Queens Blvd by Corona Ave. 2/25/18 not a bike in sight but traffic back up for vehicles exiting main bed onto service [bike lane] causing unnecessary pollution in the rain. DeBlowsio stinks.

WillyB by way of Rego Park, babyyyyyyy!

This is a great idea, really looking forward to this ride. My fiance would ride a bike around the city, except there isn’t enough of a protected bike network.

The safer our streets, the more people will be encouraged to bike and walk, the less people will need to drive, the less cars on our streets and the faster our buses can move. As a born and bred New Yorker who used to park my personal car in Rego Park & Forest Hills, I’m a firm believer in this!


the idiocy of everything being assigned a modifier – female, black, white, transgender, male, Hispanic, etc. – already stopped surprising me. Looks like those “activists” do not have life, family, love… just the cause!


Cycling is mostly a male dominated past time. they just want to reach out to people who probably have not considered it before. Nothing wrong with that , right?

Queens Dude

Because the barrier is higher for cars? Thats why. There’s more responsibility for owning a car, making a mistake or getting into an accident with a car could kill someone. We all pay taxes and contribute. In fact, research shows the amount of taxes, registration, tolls motorists pay doesnt even begin to fully cover the costs of road repairs and upkeep. if anyone is the serious moocher of funds, its motorists. All 160 pounds of me (self + bike) isnt going to damage the roads like a 2-3 thousand pound fully loaded car at full speed. Nice try.

Queens Dude

I do lift but you want to be lighter to climb the NYC bridges. Gotta keep the VAM up and your power/weight ratio optimal . I didnt buy a $4000 bike so I can waste the marginal weight savings by carrying excess weight on my body.

Tree of Liberty

I hope the North Korean woman’s bike squad also shows up.. they also need to be represented.

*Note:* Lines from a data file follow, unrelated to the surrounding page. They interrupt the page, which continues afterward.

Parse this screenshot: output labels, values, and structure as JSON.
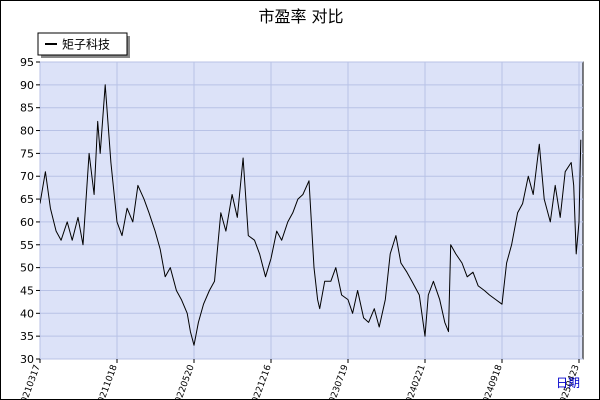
{
  "chart_data": {
    "type": "line",
    "title": "市盈率  对比",
    "xlabel": "日期",
    "ylabel": "",
    "ylim": [
      30,
      95
    ],
    "yticks": [
      30,
      35,
      40,
      45,
      50,
      55,
      60,
      65,
      70,
      75,
      80,
      85,
      90,
      95
    ],
    "grid": true,
    "legend_position": "top-left",
    "x_tick_labels": [
      "20210317",
      "20211018",
      "20220520",
      "20221216",
      "20230719",
      "20240221",
      "20240918",
      "20250423"
    ],
    "series": [
      {
        "name": "矩子科技",
        "color": "#000000",
        "x": [
          "2021-03-17",
          "2021-04-01",
          "2021-04-15",
          "2021-05-01",
          "2021-05-15",
          "2021-06-01",
          "2021-06-15",
          "2021-07-01",
          "2021-07-15",
          "2021-08-01",
          "2021-08-15",
          "2021-08-25",
          "2021-09-01",
          "2021-09-15",
          "2021-10-01",
          "2021-10-18",
          "2021-11-01",
          "2021-11-15",
          "2021-12-01",
          "2021-12-15",
          "2022-01-01",
          "2022-01-15",
          "2022-02-01",
          "2022-02-15",
          "2022-03-01",
          "2022-03-15",
          "2022-04-01",
          "2022-04-15",
          "2022-05-01",
          "2022-05-10",
          "2022-05-20",
          "2022-06-01",
          "2022-06-15",
          "2022-07-01",
          "2022-07-15",
          "2022-08-01",
          "2022-08-15",
          "2022-09-01",
          "2022-09-15",
          "2022-10-01",
          "2022-10-15",
          "2022-11-01",
          "2022-11-15",
          "2022-12-01",
          "2022-12-16",
          "2023-01-01",
          "2023-01-15",
          "2023-02-01",
          "2023-02-15",
          "2023-03-01",
          "2023-03-15",
          "2023-04-01",
          "2023-04-15",
          "2023-04-25",
          "2023-05-01",
          "2023-05-15",
          "2023-06-01",
          "2023-06-15",
          "2023-07-01",
          "2023-07-19",
          "2023-08-01",
          "2023-08-15",
          "2023-09-01",
          "2023-09-15",
          "2023-10-01",
          "2023-10-15",
          "2023-11-01",
          "2023-11-15",
          "2023-12-01",
          "2023-12-15",
          "2024-01-01",
          "2024-01-15",
          "2024-02-05",
          "2024-02-21",
          "2024-03-01",
          "2024-03-15",
          "2024-04-01",
          "2024-04-15",
          "2024-04-25",
          "2024-05-01",
          "2024-05-15",
          "2024-06-01",
          "2024-06-15",
          "2024-07-01",
          "2024-07-15",
          "2024-08-01",
          "2024-08-15",
          "2024-09-01",
          "2024-09-18",
          "2024-10-01",
          "2024-10-15",
          "2024-11-01",
          "2024-11-15",
          "2024-12-01",
          "2024-12-15",
          "2025-01-01",
          "2025-01-15",
          "2025-02-01",
          "2025-02-15",
          "2025-03-01",
          "2025-03-15",
          "2025-04-01",
          "2025-04-08",
          "2025-04-15",
          "2025-04-23",
          "2025-04-28"
        ],
        "values": [
          64,
          71,
          63,
          58,
          56,
          60,
          56,
          61,
          55,
          75,
          66,
          82,
          75,
          90,
          73,
          60,
          57,
          63,
          60,
          68,
          65,
          62,
          58,
          54,
          48,
          50,
          45,
          43,
          40,
          36,
          33,
          38,
          42,
          45,
          47,
          62,
          58,
          66,
          61,
          74,
          57,
          56,
          53,
          48,
          52,
          58,
          56,
          60,
          62,
          65,
          66,
          69,
          50,
          43,
          41,
          47,
          47,
          50,
          44,
          43,
          40,
          45,
          39,
          38,
          41,
          37,
          43,
          53,
          57,
          51,
          49,
          47,
          44,
          35,
          44,
          47,
          43,
          38,
          36,
          55,
          53,
          51,
          48,
          49,
          46,
          45,
          44,
          43,
          42,
          51,
          55,
          62,
          64,
          70,
          66,
          77,
          65,
          60,
          68,
          61,
          71,
          73,
          68,
          53,
          60,
          78
        ]
      }
    ]
  }
}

Rattan Singh 39st Come see me

They failed at installing bike lanes the first time. Now they will feed of the female population and use you ladies to get their bike lanes installed. Please don’t be tools and see the larger picture. I’m all for girl power, but this is ridiculous.

Astoria Resident

“Women, girls and gender-nonconforming people do ride,” said Shepard. “We want to show that women bike in the city.” Why? Seriously…why? I am a woman and I don’t get this crap. MEN ARE PEOPLE TOO!!!!! Please stop with the “identity” everything and let’s just be Americans shall we?

Queens Gal

When bike ride on NYC street they should be registered and have a license plate just like motorcycles and cars. They need accountability for disobeying traffic signals and other rules of the road, especially if the city will be ising tax payers money to create exclusive lanes for them.


I agree that all bikes being ridden by those over 14 years of age (which, I believe, it the oldest one is legally allowed to ride on the sidewalk) should be registered and license-plated. I’m very pro-bike, but very anti-bike riders who disobey bike rules (by riding on the sidewalk) and traffic regulations. (If a biker wants to “run a light” at a deserted intersection, s/he should dismount and walk across, reducing any infraction to jaywalking, which is rarely prosecuted and is much safer to others than whizzing through a red light or stop sign on a bike.) Requiring liability insurance for adult riders (which could be added to their auto insurance, if they carry any) would not be a bad idea, either.